1. Par une ordonnance du 25 juillet 2025, le juge des référés du tribunal administratif de Toulouse a prononcé, à la demande notamment de l’OIP-SF, douze injonctions au garde des sceaux, ministre de la justice, et au ministre en charge de la santé tendant à ce que différentes mesures soient prises dans les meilleurs délais afin de protéger des libertés fondamentales dont la sauvegarde était menacée pour les détenus du centre pénitentiaire de Toulouse-Seysses. Afin de s’assurer de la bonne exécution de ces injonctions, l’OIP-SF a demandé au chef d’établissement, par un courrier du 13 août 2025, réceptionné le 18 août suivant, de l’informer des mesures prises pour exécuter ces injonctions ainsi que de lui communiquer les documents en attestant. En l’absence de réponse dans le délai d’un mois à compter de la réception de ce courrier, une décision implicite de rejet est donc née du silence gardé par le chef d’établissement concernant ces demandes de communication le 19 septembre 2025. Le 29 septembre suivant, l’OIP-SF a saisi la Commission d’accès aux documents administratifs (CADA) de la décision de refus de communication des documents sollicités puis le juge des référés de ce tribunal. Par une ordonnance n° 2507004, un non-lieu à statuer a été prononcé sur les conclusions de l’OIP-SF, compte tenu des éléments produits en cours d’instance par l’administration. Le 26 janvier 2026, l’OIP-SF a de nouveau saisi le chef d’établissement du centre pénitentiaire de Toulouse-Seysses en lui demandant de l’informer des mesures prises pour exécuter ces injonctions ainsi que de lui communiquer les documents en attestant. Sa demande a été implicitement rejetée le 27 février 2026. Le 9 mars 2026, l’OIP-SF a de nouveau saisi la CADA. Par la présente requête, l’OIP-SF demandait initialement au juge des référés, sur le fondement des dispositions de l’article L. 521-1 du code de justice administrative, de suspendre l’exécution de la décision implicite par laquelle sa demande de communication du 26 janvier 2026 a été rejetée.

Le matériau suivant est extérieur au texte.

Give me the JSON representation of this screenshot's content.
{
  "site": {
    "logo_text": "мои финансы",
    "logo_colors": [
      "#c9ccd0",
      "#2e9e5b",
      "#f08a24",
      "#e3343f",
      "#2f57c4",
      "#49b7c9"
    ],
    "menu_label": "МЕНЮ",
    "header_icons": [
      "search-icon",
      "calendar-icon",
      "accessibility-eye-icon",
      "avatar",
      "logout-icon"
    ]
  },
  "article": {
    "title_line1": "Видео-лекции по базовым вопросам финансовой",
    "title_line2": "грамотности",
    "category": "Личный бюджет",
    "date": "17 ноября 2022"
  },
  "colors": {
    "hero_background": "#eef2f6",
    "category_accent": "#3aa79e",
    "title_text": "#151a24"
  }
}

2. A la barre, l’OIP-SF, qui a reçu un courrier détaillé du directeur de l’établissement pénitentiaire de Toulouse-Seysses du 27 mars 2026 ainsi que de nombreux documents en réponse à sa demande du 26 janvier 2026, s’est désisté de ses conclusions à fin de suspension et d’injonction. Ce désistement partiel étant pur et simple, il y a lieu de lui en donner acte.

3. Dans les circonstances de l’espèce, il y a lieu de mettre à la charge de l’État une somme de 1 000 (mille) euros au bénéfice de l’OIP-SF par application des dispositions de l’article L. 761-1 du code de justice administrative.



O R D O N N E :

Article 1er : Il est donné acte à la Section française de l’Observatoire international des prisons du désistement de ses conclusions aux fins de suspension et d’injonction.

Article 2 : L’État versera à la Section française de l'Observatoire international des prisons une somme de 1 000 euros en application des dispositions de l’article L. 761-1 du code de justice administrative.

Article 3 : La présente ordonnance sera notifiée à la Section française de l'Observatoire international des prisons, au directeur du centre pénitentiaire de Toulouse-Seysses et au garde des sceaux, ministre de la justice.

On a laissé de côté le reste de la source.